More than you, Mila wanted to say, but knew she could not hurt Pallavi so, even now, when they were in strife, for she spoke not from jealousy or spite but from a real concern for her.
“You cannot betray Jai,” Pallavi had said.
But Mila believed that Jai would not want her, like this, with her heart in another man’s keeping. It was not a concept Pallavi was even willing to understand; to her, Mila had made a contract with Jai. What would her papa think, Pallavi asked next. To these last two arguments, Mila had no response, for they were the truth. She could not bear to think that Papa would hate her, or even that Jai would hate her. She knew they would both be shattered. Last night she had felt as though things would work out after all. Oh, Sam, she thought miserably, what have we brought on ourselves?

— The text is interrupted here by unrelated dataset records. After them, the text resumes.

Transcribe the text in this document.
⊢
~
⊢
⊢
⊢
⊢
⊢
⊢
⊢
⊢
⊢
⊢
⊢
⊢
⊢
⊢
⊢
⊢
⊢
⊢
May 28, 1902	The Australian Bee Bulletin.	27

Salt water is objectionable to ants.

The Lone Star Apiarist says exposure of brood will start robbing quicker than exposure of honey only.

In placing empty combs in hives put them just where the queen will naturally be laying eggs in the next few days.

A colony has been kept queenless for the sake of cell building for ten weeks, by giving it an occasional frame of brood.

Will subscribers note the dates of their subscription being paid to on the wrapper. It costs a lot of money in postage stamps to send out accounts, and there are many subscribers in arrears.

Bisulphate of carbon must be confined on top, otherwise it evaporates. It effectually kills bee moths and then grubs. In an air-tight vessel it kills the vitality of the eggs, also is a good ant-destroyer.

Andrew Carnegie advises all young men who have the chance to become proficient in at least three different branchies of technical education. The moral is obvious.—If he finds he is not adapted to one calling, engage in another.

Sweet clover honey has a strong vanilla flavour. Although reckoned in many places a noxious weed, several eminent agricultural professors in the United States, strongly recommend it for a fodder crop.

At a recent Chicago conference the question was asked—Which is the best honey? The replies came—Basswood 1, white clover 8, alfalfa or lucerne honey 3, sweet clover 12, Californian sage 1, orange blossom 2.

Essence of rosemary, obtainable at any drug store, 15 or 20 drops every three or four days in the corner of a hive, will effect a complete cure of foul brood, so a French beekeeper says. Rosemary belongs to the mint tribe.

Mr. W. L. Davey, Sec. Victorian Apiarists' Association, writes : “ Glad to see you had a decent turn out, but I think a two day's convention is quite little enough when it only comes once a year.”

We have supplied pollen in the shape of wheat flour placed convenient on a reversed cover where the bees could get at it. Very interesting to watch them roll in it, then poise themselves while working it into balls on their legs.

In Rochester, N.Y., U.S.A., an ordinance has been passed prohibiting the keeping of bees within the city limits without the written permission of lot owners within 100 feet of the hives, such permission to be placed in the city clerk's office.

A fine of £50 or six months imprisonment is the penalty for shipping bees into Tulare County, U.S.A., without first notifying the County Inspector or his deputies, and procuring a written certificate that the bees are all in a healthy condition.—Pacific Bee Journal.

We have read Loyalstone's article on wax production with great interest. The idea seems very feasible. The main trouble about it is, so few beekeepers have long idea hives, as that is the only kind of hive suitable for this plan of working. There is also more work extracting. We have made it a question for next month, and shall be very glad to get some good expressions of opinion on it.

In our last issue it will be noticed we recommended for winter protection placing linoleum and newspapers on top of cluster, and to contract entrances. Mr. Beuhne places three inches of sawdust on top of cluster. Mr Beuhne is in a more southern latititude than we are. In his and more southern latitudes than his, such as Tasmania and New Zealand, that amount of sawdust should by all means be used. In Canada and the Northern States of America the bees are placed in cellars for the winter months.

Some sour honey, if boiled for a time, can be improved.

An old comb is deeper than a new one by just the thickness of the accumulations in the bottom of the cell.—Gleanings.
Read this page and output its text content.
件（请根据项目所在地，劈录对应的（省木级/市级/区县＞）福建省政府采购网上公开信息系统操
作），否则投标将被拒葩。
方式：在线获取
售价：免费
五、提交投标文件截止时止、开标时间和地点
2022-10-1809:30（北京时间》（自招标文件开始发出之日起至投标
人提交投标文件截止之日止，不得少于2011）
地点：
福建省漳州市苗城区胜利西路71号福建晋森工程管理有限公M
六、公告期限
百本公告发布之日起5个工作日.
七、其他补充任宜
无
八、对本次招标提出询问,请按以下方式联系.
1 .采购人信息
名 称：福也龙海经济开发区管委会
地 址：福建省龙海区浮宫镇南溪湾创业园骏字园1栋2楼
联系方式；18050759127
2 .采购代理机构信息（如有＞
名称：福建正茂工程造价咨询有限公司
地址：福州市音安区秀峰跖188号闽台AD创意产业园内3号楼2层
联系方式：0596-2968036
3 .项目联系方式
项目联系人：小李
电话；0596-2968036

At the thought of Sam, there came to Mila another moment of clarity and she returned to her belief that they were meant to be together, that no matter how much her relationship with Sam hurt people’s sensibilities, those who loved her would understand, would be supportive. Much as she herself was of Ashok. Alone, she could never have come to such a decision, not because she was intrinsically timid, but because she could not have justified such happiness for herself at such a seeming cost to the others she loved. But Mila had Sam, and with him, anything was possible. She let Pallavi shout for as long as she liked, even let her own tears flow and sheltered her heart.